It’s not dry bread, it just tastes that way
Bread is only apparently simple and the processes that occur at the molecular level as dough is baked into bread and as bread then ages are still not well understood. In particular, bread staling has been the subject of considerable scientific study because of the economic implications at manufacturing, distribution and domestic levels. Staling is a complex process and much remains uncertain, however one thing that is known is that bread does not go stale because it dries out.
If a loaf is hermitically sealed to prevent water-loss and left a few days it will go stale, and in fact stale at the same rate as a loaf left open to the air.
This experiment was carried out and reported as long ago as 1852, so there’s been something of a communication problem. Certainly, it tastes dry, but that doesn’t mean that it is dry. The same study showed that reheating the loaf to 60C restored freshness, the exact opposite of what you might expect if the loaf had indeed dried out.
So what underlies staling if it is not drying? The prime offender turns out to be the starch.
Wheat flour contains two main starches, amylose (small, linear shape) and amylopectin (large, complex shape). These assemble in hard, dry, starch granules. When water is added and heat applied (during baking) these granules absorb water, swell, soften and ‘gelatinise’ (an unfortunate term as no gelatine is involved and besides, gelatine is a protein). The swollen, gelatinised granules make bread soft when chewed.
When bread is first removed from the oven it is soft, ‘doughy’ and difficult to slice. Bread has a more agreeable texture if it is left to cool for a while. This change in texture is the first stage of staling and takes about an hour. The culprit is amylose. The second stage of staling takes a day or two, and the culprit is amylopectin. Between these two stages of staling, the bread is considered most palatable.
The mechanism of staling is the same for both starches, the difference in time course is a result of their different structures; it happens quicker with the small straight amylose molecules than it does with the complex amylopectins.
What is happening is that as the starches cool they recrystallise back into hard granules. Water can be expelled in this process, but has little effect on texture other than that some migrates to the surface of the loaf where it softens the crust. The water that doesn’t escape is locked into the newly crystallised structure of the granules. This process of recrystallisation with cooling is known as retrogradation. Anti-staling agents added to bread work by interfering with retrogradation.
The hardened starch granules give us the impression of a hard, dry mouthfeel, even though water content is essentially unaltered. There is no change in nutritional content either, however, the crystallised starches are harder for our digestive system to break down into glucose (starch is made up almost entirely of glucose), so stale bread has a somewhat lower GI.
Retrogradation also explains why stale bread can be refreshed by warming. Raising the temperature to about 60C agitates and breaks up the crystalline structure of the hardened starch granules, and they re-hydrate and soften. This is why toast made with stale bread can be soft in the centre.
Retrogradation occurs most rapidly at slightly above refrigerator temperatures (5C), so bread will stale fastest in the fridge. Freezing halts the process (and locks up the water in ice), so frozen bread will remain freshest. Staling occurs slowly at temperatures greater than about 30C.
Retrogradation applies to other starches too, for example it is relevant to mashed potatoes. It is also why fried rice is best made with day-old refrigerated rice — retrogradation is sped up in the fridge and hardens the rice so that it does not break up when fried and tossed during the initial stages of cooking. As it heats it softens and becomes palatable again on serving.
Physically, bread dough is a soft foam that becomes a set foam during the first phase of baking, and then changes to a sponge structure. A foam is a gas trapped in a liquid or semi-solid medium. Kneading entraps air in the dough, and the CO2 released by the action of yeast expands these air pockets.
At the onset of baking, the dough becomes more liquid-like, the gas expands and the dough rises further (oven spring). The expansion is due to water and alcohol vaporising under heat (alcohol is a byproduct of yeast fermentation) and also because hot gasses occupy a greater volume.

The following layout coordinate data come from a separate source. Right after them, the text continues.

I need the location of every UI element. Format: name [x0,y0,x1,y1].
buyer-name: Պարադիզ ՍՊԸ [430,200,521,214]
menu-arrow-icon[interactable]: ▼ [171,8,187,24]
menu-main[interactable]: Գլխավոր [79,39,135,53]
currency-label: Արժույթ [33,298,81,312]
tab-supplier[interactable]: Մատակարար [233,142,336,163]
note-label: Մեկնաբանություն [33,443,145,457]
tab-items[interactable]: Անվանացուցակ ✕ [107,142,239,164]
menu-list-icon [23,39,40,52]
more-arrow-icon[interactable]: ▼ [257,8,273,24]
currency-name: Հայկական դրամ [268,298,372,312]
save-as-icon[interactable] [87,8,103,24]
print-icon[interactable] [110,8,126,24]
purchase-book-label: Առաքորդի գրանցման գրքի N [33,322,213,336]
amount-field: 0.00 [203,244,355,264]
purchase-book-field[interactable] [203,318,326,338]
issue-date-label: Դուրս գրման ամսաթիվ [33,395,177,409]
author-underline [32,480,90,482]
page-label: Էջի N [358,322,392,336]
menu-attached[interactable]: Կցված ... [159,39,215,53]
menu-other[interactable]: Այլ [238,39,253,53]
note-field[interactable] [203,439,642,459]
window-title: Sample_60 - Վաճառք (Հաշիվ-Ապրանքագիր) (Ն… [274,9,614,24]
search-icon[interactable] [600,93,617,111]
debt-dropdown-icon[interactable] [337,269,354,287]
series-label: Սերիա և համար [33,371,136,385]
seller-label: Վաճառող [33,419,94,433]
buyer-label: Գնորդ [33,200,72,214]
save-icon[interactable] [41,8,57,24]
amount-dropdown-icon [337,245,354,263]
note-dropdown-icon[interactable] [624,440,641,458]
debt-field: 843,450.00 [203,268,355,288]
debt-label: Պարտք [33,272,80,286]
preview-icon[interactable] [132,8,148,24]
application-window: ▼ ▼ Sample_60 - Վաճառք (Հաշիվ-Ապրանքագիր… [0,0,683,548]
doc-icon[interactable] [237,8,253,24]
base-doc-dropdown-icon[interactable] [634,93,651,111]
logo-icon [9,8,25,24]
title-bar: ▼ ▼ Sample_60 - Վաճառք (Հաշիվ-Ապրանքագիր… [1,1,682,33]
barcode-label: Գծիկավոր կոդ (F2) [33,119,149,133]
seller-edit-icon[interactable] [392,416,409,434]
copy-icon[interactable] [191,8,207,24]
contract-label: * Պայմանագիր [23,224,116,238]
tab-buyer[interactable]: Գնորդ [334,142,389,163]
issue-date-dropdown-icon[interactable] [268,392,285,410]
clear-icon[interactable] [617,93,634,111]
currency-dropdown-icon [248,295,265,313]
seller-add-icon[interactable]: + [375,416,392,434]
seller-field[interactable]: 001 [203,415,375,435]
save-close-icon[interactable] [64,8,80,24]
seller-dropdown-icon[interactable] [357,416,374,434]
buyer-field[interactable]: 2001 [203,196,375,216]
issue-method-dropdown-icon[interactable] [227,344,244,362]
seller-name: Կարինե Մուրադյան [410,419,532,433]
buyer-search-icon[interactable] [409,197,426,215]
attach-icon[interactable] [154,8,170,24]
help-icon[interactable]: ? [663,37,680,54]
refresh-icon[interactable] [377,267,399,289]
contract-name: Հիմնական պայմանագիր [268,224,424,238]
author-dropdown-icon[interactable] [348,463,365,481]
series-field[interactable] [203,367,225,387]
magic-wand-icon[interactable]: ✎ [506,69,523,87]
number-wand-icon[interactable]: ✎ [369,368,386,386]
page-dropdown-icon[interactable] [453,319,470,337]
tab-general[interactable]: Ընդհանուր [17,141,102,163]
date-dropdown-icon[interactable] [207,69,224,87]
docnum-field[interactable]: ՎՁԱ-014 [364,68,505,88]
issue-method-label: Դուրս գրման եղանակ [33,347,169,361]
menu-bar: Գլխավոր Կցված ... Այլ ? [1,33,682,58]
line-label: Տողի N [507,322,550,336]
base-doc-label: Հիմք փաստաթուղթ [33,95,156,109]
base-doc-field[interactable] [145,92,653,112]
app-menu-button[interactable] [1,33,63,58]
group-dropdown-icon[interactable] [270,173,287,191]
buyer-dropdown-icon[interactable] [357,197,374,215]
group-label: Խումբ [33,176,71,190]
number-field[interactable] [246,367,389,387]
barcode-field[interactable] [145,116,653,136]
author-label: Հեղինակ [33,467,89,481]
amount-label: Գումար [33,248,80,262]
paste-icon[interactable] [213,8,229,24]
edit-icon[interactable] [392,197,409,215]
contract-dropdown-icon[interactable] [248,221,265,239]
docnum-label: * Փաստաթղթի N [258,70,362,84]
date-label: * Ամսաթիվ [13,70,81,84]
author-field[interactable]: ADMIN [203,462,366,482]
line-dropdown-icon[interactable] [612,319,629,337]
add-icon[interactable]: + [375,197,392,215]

The next stage of baking sets the gluten (protein) network and the bread can no longer expand. As heating continues, internal pressure builds up in the air pockets and they rupture and join up in a network of interconnected channels that equilibrate pressure and connect to the surface of the bread where gasses can escape. The bread is now a sponge.
This last step is crucial, without it the gases would remain trapped and as the bread cooled they would condense and the air pockets deflate — the bread would collapse. This is precisely what happens to a soufflé, which never gets beyond the foam stage because there is nothing to restrict expansion as it cooks.
As an aside, mass-produced sandwich breads use complex mechanical means to drive fine air pockets into the dough. Loaves are formed, and placed in a vacuum oven. A light ‘vacuum’ is applied and the trapped air expands, causing the loaf to rise. The oven then bakes the loaves while they are held in this condition, setting the loaf. The oven is slowly returned to atmospheric pressure, which slightly deflates the loaves but they retain lightness and form. Yeast is added for flavour, and presumably so that the manufacturer can call it ‘bread’.